Recuso-me a
aceitar a máxima de que o brasileiro gosta de esporte, quando, na verdade,
penso que o esporte preferido do brasileiro seja tomar conta da vida dos outros
e, se possível, ejacular com o falo alheio. Herdeiro de uma tradição ibérica
cristã e sebastianista, o brasileiro espera contemplativamente a vinda de um
salvador, que o conduzirá a uma posição de glória que lhe permita zombarias
xenófobas. Se o messias, no entanto, tropeçar em sua meta, será imediatamente negado
por muito mais do que três vezes. No fundo, a única verdade bíblica disso tudo
é a seguinte: quem quer ser atleta de alto nível no Brasil precisa mesmo saber fazer
milagres.
Não é preciso
exercitar muito os neurônios para reconhecer que não há no Brasil uma política
desportiva séria intimamente ligada à educação. Ao contrário do que ocorre em
outros países onde há verdadeiras escolas de formação no desporto nas quais um
atleta vencedor destrona outro atleta de altíssimo nível, no Brasil precisamos
de nomes: heróis que, apesar da falta de tudo, façam a diferença e tornem-se
exceções. Basta observar que necessitamos esticar a permanência desse nome até
que ele não consiga mais competir, visto que é difícil contar com outra exceção.
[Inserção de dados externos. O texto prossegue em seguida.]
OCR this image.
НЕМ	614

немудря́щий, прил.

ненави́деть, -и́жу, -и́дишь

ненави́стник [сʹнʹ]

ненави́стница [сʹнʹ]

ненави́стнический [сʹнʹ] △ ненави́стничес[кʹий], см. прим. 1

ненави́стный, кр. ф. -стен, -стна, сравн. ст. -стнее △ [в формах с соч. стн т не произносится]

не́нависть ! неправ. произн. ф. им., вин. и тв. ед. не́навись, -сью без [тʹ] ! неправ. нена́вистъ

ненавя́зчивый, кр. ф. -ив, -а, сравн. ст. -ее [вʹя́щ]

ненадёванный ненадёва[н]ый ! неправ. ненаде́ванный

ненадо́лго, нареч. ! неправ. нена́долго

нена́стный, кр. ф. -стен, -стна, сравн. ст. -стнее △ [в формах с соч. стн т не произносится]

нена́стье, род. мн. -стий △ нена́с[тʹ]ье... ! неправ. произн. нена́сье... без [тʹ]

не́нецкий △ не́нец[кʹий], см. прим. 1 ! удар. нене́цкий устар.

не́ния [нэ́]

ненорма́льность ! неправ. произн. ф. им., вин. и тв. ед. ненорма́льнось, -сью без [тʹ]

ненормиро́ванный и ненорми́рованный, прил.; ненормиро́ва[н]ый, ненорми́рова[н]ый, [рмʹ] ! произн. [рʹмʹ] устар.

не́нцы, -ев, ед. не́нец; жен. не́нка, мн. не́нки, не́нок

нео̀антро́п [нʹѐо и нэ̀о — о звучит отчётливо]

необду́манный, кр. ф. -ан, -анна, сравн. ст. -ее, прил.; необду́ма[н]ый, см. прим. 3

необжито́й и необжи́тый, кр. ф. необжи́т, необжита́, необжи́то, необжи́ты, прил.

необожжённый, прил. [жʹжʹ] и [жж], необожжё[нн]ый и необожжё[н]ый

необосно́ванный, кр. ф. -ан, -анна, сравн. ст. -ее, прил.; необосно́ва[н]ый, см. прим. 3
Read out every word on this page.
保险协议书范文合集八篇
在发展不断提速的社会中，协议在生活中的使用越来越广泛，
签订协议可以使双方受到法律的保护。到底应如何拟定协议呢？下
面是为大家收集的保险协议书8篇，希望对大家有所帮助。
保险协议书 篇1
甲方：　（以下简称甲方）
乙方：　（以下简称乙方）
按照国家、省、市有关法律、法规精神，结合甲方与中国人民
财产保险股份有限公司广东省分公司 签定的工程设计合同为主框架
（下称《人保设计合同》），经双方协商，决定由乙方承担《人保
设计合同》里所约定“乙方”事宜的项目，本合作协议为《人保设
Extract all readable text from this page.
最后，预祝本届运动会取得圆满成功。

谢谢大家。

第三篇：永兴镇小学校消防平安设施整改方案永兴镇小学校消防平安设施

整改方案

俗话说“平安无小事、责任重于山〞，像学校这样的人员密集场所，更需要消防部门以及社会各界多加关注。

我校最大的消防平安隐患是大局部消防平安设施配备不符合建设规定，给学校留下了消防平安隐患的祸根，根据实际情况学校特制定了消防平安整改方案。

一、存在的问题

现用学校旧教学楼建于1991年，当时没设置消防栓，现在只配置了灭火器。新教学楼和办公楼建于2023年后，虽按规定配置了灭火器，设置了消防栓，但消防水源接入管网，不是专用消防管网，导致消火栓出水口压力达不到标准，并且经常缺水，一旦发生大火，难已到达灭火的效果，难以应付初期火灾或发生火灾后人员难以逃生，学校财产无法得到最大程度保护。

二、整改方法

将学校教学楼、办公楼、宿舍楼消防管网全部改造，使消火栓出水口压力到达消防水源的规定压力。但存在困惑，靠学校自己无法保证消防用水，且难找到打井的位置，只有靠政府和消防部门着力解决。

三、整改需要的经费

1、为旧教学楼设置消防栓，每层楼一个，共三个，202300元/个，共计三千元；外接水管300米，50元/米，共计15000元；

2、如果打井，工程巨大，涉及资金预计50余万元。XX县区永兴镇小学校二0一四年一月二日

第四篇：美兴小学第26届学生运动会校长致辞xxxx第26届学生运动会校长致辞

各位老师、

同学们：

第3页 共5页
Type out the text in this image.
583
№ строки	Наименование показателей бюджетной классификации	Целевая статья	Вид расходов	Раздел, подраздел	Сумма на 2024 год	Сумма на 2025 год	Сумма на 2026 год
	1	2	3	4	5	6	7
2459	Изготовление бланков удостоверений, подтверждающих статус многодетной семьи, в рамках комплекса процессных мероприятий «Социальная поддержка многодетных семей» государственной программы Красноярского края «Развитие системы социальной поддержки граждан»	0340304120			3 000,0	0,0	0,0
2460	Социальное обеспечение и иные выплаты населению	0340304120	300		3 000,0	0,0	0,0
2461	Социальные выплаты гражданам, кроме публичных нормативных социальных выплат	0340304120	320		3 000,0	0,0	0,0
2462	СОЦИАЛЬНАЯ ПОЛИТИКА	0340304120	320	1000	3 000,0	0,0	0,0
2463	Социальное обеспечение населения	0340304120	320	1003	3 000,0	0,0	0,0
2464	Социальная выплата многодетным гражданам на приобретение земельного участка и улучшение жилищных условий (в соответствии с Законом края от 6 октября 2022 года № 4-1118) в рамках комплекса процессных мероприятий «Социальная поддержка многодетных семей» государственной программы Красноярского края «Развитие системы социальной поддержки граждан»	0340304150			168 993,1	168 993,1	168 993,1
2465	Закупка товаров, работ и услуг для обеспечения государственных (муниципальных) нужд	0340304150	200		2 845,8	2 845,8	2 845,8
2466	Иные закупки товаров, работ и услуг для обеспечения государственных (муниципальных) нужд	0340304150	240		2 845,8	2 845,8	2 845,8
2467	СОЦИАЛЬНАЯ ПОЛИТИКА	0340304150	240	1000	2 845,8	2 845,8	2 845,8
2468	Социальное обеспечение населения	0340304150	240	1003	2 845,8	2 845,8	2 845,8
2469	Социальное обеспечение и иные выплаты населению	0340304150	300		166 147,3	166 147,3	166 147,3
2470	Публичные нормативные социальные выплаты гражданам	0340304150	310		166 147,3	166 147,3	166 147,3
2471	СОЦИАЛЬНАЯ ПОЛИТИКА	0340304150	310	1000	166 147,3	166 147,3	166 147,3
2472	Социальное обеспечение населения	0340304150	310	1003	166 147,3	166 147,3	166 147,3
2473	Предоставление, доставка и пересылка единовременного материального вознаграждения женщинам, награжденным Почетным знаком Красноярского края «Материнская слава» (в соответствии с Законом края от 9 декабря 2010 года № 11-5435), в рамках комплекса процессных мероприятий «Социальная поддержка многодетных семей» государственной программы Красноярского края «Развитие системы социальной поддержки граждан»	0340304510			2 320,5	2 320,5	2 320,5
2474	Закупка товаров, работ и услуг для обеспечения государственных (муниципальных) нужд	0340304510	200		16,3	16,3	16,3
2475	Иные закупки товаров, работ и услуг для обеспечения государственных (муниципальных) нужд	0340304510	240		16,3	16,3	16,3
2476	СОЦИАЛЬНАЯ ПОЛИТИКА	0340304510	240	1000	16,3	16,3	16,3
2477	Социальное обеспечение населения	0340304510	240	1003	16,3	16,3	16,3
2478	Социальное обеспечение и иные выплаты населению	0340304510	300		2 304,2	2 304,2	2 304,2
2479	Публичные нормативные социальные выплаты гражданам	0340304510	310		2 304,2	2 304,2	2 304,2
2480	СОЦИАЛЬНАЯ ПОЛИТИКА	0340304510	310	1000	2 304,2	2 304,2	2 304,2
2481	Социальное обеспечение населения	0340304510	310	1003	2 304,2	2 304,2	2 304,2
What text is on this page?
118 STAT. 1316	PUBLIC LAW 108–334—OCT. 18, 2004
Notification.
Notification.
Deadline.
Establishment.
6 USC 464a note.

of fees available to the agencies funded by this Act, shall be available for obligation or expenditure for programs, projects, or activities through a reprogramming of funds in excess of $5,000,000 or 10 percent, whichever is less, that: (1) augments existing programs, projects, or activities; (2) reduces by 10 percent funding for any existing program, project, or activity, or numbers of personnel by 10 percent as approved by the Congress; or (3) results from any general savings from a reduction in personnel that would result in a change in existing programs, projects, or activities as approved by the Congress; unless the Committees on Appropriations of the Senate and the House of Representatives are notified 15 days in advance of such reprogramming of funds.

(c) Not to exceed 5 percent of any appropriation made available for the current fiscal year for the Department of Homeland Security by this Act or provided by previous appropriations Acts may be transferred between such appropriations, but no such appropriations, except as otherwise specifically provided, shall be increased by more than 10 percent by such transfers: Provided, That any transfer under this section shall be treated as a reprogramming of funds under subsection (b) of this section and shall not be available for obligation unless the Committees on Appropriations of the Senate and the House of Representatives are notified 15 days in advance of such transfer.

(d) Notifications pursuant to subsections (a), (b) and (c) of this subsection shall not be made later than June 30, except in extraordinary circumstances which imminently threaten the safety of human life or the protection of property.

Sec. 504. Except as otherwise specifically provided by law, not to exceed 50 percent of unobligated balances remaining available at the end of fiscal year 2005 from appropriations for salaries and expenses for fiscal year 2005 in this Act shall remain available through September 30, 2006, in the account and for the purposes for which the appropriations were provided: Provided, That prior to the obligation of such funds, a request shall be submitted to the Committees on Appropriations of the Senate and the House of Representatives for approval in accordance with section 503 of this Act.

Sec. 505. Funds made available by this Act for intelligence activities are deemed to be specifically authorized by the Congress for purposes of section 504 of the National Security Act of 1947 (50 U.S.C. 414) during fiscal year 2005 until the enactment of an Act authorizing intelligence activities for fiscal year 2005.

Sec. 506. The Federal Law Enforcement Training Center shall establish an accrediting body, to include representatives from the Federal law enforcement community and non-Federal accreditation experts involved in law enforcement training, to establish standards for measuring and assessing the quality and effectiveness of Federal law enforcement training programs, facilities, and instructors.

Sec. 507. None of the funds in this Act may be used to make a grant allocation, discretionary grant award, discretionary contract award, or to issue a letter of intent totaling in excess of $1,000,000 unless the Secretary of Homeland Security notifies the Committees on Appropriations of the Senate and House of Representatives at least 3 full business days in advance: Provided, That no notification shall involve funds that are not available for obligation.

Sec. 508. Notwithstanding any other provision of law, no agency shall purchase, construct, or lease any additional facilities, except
O Brasil não tem uma escola desportiva. A prova disto é que muito de nossos campeões
treinam fora do país. Sendo assim, eles são brasileiros só de nascimento, não
de formação. Aliás, precisaram ir embora daqui para não se frustrarem de vez.
A relação entre
a educação e a prática desportiva no Brasil é a seguinte: aulas de Educação
Física são espaços de recreação (e ponto!). Os alunos do Ensino Fundamental só fazem
atividades lúdicas, danças e coreografias para datas festivas, enquanto os
alunos do Ensino Médio, que veem tais aulas como perda de tempo – muitas vezes
pressionados pelo fantasma do vestibular –, preferem não fazer nada. Os
professores, desmotivados, enfim, soltam a bola no meio da quadra para os
rachões dos meninos, respeitando o período de regras das meninas que se sentam
às margens das quadras. Enquanto isso, no outro lado da mesma escola, o
aluno-atleta treina oito horas por dia e ainda é obrigado a fazer a mesma
quantidade de matérias dos demais alunos. O resultado dessa equação é simples:
com oito horas de treinamento, são oito horas a menos para estudar, logo, o
desempenho piora na escola e a família pressiona ao jovem para que desista de
seu sonho, que, para ela acaba sendo apenas “recreação”.
Enfim, mesmo diante
de uma sociedade que entende a prática desportiva apenas como entretenimento,
nossos atletas conseguem superar todas as barreiras da desistência e milagrosamente
são capazes de colocarem-se no mesmo nível dos melhores do mundo e, mais
milagrosamente ainda, até de vencê-los. Portanto, depois de uma disputa de
medalhas na qual um de nossos atletas não tenha logrado êxito, que nenhum
repórter faça mais a seguinte pergunta: “E aí, o que faltou?”. Ou correrá o
risco de ter como resposta simples, incômoda e direta um sonoro “Tudo!”. E que
venham os jogos olímpicos do Rio 2016.